Northwest species and environmental health. You helped our Living Northwest program launch a new research project on Washington’s little studied North American river otter populations. Studying the otters’ movements, and their scat, will help researchers answer questions about health of one of our most industrially used waterways: the Duwamish. Otter Spotter, the project’s citizen science arm, enlists ordinary people to submit otter sightings online thereby assisting researchers with digital mapping.

Northwest Carnivore Project collaborators were this winter collecting data remotely from non-invasive wildlife monitoring devices developed with Microsoft Research and Idaho Fish and Game. The cameras, installed in summer but built to endure North Cascades’ sub-freezing conditions, dispense a scent to lure wolverines, fishers, wolves, cougars, black bears, grizzly bears and others into view. Being able to collect data deep in winter will help answer important regional questions about ecological connectivity, climate change adaptation, and human-wildlife conflict.

Hello, snow leopard! A remote camera detected this elusive animal in the Shamshy Wildlife Sanctuary, Kyrgyzstan. Photo by SLF Kyrgyzstan / Snow Leopard Trust / SAEPF

Saving snow leopards: No small feat. On World Wildlife Day, The Snow Leopard Trust, one of our long-time Partners for Wildlife, announced that 10 Kyrgyz wildlife rangers received a Citizen Ranger Wildlife Award for their courage in the fight against illegal hunting in the Kyrgyz Republic’s snow leopard habitat. Earlier in the year, we shared what that courage looks like on the ground as in-country conservation collaborators partnered with the government and local communities to convert a 100-square-mile hunting concession area into the co-managed Shamshy Wildlife Sanctuary.
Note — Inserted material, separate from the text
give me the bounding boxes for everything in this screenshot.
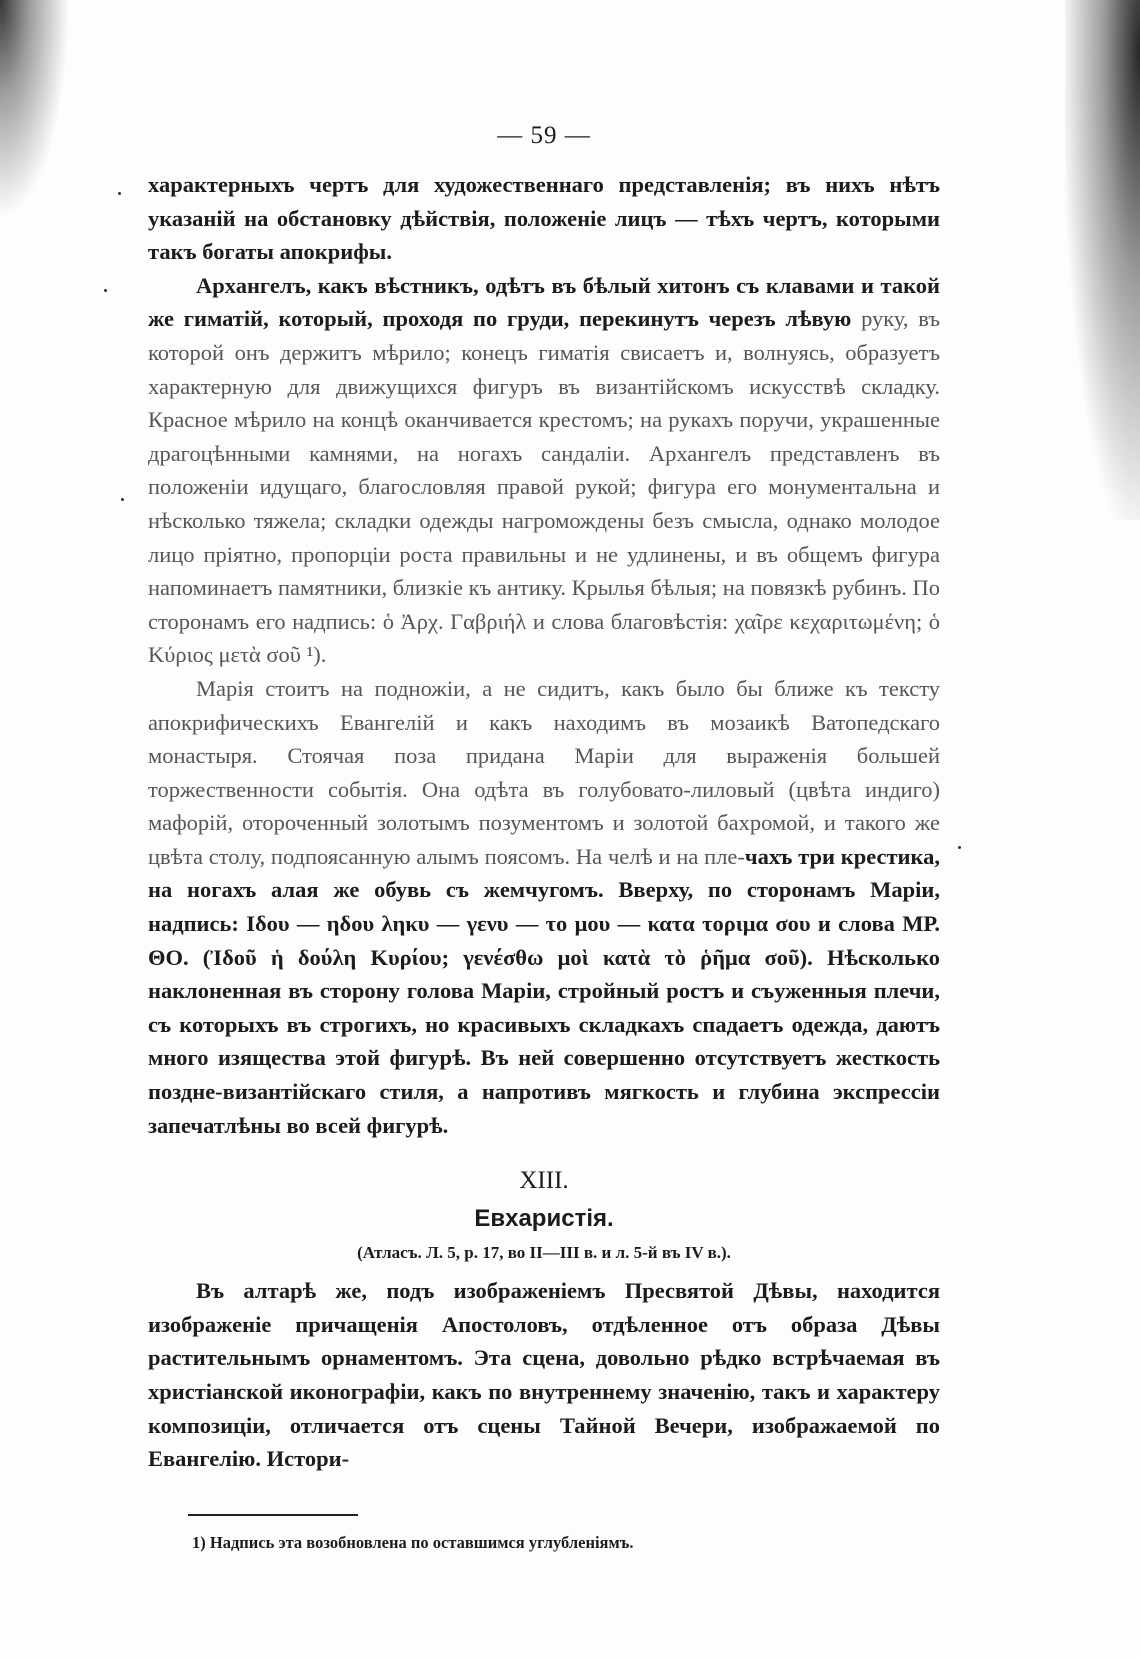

Hashtag your heart out now that you can share your #woodlandparkzoo experiences easily and quickly over Wi-Fi made possible by Cisco Systems, Inc.

Technology leaps. Great zoo experiences are benefiting from technology, thanks to a significant donation of cloud services and desktop software by Microsoft and, later in the year, a major upgrade in Wi-Fi made possible by Cisco Systems, Inc. Both donations help achieve long-term goals. One was to reduce virtualize physical servers, bringing down IT operations costs and the zoo’s carbon footprint. Another was to provide more modern and accessible science learning and networking through our zoo apps and social media sites.
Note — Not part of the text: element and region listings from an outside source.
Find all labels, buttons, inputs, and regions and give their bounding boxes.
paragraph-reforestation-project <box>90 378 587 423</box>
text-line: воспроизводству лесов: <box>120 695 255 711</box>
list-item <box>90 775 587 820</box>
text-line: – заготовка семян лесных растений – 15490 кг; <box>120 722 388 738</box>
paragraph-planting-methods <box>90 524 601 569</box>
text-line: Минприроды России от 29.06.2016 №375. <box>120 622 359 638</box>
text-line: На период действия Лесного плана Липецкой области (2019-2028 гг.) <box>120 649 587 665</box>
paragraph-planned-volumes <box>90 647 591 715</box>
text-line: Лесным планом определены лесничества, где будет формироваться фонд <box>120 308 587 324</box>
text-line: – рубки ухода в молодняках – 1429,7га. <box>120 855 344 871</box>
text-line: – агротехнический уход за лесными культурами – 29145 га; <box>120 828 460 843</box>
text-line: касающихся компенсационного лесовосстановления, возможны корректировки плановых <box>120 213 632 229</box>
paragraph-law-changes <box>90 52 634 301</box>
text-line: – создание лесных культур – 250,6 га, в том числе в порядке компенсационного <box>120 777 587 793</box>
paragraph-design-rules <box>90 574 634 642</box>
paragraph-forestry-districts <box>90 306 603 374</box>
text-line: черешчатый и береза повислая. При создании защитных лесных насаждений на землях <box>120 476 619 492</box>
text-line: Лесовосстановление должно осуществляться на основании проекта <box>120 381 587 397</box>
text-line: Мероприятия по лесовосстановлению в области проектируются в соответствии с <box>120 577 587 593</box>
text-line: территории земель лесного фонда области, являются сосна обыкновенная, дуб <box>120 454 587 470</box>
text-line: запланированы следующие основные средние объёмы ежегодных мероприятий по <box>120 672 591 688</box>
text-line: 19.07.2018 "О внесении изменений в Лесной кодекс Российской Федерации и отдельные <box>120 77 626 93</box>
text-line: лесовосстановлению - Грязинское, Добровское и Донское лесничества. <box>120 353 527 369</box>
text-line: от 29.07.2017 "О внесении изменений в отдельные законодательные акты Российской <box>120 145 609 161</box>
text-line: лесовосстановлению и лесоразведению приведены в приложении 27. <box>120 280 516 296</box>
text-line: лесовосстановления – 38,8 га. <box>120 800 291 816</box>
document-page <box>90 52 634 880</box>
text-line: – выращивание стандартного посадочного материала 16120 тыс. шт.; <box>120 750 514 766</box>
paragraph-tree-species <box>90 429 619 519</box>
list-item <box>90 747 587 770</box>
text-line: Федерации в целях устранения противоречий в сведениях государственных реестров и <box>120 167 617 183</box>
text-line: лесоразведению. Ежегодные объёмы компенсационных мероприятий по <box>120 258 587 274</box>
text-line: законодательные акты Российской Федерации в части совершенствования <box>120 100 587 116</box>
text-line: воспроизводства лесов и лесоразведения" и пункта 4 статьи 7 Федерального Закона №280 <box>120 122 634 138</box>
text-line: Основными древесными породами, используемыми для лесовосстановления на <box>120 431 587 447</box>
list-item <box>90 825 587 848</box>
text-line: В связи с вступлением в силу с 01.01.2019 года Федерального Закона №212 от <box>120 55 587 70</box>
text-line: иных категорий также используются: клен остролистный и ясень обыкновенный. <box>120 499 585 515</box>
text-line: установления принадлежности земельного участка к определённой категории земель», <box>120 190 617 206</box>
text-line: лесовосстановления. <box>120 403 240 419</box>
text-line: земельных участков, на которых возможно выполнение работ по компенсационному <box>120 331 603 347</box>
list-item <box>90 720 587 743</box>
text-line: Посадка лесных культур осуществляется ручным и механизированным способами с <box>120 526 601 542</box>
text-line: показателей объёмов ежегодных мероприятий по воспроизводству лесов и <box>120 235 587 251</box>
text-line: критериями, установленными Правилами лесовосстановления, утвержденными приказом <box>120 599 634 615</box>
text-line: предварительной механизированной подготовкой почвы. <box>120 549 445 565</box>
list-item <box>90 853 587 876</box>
The elephants of Borneo. Photo: Hutan.

New Borneo Elephant Zoo Alliance. A partnership of Hutan and our zoo, along with Oregon and Houston zoos, is the first to focus on the little-known Borneo pygmy elephant subspecies. The initiative combats the frequent and sometimes deadly conflicts between people and elephants as logging and palm oil production near wildlife habitat increase. Hutan has been one of the zoo’s Partners for Wildlife since 2007.


Austin Roofer said…
Wow, seems like the zoo had a big success this past year. Plus very proud of their after school programs and for taking time to share their experiences with thousands of learners in school. Best of success in the coming year.